Sans qu’il y ait rien de précis à cet égard, il y a tout lieu de penser que la tour de Moureilles, n’ayant plus d’utilité, dût être démolie quand on construisit l’arsenal en 1786. On peut, à juste titre, déplorer la disparition de ce monument d’un autre âge, dont le souvenir se rattachait si étroitement à l’histoire de la ville, lorsqu’on voit la banale construction édifiée à sa place.

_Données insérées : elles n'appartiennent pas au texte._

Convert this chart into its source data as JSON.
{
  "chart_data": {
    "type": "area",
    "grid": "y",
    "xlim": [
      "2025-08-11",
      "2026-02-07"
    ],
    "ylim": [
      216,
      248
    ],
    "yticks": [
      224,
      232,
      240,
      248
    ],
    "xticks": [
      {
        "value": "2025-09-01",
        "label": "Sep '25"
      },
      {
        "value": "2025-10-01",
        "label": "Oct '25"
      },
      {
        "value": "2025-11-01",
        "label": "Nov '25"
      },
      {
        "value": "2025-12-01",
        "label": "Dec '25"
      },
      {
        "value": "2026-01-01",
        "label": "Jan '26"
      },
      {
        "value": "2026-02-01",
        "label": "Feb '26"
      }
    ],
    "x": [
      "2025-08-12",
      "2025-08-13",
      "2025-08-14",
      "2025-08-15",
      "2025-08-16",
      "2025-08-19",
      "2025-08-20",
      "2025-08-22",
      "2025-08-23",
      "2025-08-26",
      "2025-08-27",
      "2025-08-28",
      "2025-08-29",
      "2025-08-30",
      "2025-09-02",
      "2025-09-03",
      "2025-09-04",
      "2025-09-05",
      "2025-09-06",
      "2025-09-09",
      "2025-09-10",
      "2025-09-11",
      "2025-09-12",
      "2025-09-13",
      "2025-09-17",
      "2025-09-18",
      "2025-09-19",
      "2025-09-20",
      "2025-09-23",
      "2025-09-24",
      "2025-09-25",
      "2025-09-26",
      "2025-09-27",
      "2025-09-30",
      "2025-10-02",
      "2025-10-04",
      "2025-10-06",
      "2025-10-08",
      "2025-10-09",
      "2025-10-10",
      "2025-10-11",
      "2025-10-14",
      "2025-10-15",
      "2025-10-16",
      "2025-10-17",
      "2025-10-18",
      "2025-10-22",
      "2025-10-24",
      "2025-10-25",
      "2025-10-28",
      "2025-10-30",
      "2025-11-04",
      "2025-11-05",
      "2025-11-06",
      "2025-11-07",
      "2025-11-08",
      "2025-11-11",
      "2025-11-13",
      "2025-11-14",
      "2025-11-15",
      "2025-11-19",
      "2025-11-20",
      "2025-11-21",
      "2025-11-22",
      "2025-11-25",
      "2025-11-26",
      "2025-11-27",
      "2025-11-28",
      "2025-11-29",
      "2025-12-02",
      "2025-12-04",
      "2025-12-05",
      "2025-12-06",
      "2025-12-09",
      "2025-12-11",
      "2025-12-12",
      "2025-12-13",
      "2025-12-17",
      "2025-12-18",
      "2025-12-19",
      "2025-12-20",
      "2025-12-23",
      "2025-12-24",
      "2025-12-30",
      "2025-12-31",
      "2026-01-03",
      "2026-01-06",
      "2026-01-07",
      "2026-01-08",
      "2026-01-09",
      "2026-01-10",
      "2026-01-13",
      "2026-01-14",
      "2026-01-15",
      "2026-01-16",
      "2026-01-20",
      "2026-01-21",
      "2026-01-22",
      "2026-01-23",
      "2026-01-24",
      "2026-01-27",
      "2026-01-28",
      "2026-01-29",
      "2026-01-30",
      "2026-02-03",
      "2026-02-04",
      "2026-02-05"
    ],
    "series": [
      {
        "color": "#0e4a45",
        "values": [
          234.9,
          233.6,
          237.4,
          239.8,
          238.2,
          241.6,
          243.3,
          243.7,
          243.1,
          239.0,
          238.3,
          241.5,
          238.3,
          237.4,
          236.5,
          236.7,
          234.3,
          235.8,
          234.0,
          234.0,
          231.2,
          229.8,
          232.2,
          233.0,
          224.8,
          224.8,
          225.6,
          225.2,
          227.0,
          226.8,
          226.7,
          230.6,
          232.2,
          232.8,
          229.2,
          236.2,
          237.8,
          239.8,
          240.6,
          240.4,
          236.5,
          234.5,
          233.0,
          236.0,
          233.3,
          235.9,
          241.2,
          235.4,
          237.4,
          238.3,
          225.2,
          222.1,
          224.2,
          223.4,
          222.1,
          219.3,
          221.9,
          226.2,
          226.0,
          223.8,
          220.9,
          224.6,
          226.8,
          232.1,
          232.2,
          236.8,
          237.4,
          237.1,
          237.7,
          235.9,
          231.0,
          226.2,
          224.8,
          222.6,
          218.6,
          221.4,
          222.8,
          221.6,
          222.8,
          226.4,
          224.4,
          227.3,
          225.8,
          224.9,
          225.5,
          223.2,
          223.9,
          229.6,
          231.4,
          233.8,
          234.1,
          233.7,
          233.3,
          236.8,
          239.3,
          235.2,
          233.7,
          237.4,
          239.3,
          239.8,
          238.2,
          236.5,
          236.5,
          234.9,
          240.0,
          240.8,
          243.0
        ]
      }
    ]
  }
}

Les derniers soubassements, retrouvés il y a quelques années, permettent d’affirmer que cette tour s’élevait prés du canal Maubec, entre le couvent des Dames-Blanches et l’arsenal.
Telles étaient les constructions importantes qui complétaient l’ensemble des murailles de la ville, en y comprenant tout le front sud, battu par la mer, depuis la porte Saint-Nicolas jusqu’à la tour de la Lanterne.
XXX
La Tour de Moureilles
Et le Canal Maubee
Nous nous réservons de parler plus loin des tours de l’entrée du port qui, par leur importance, méritent d’être traitées dans un chapitre spécial.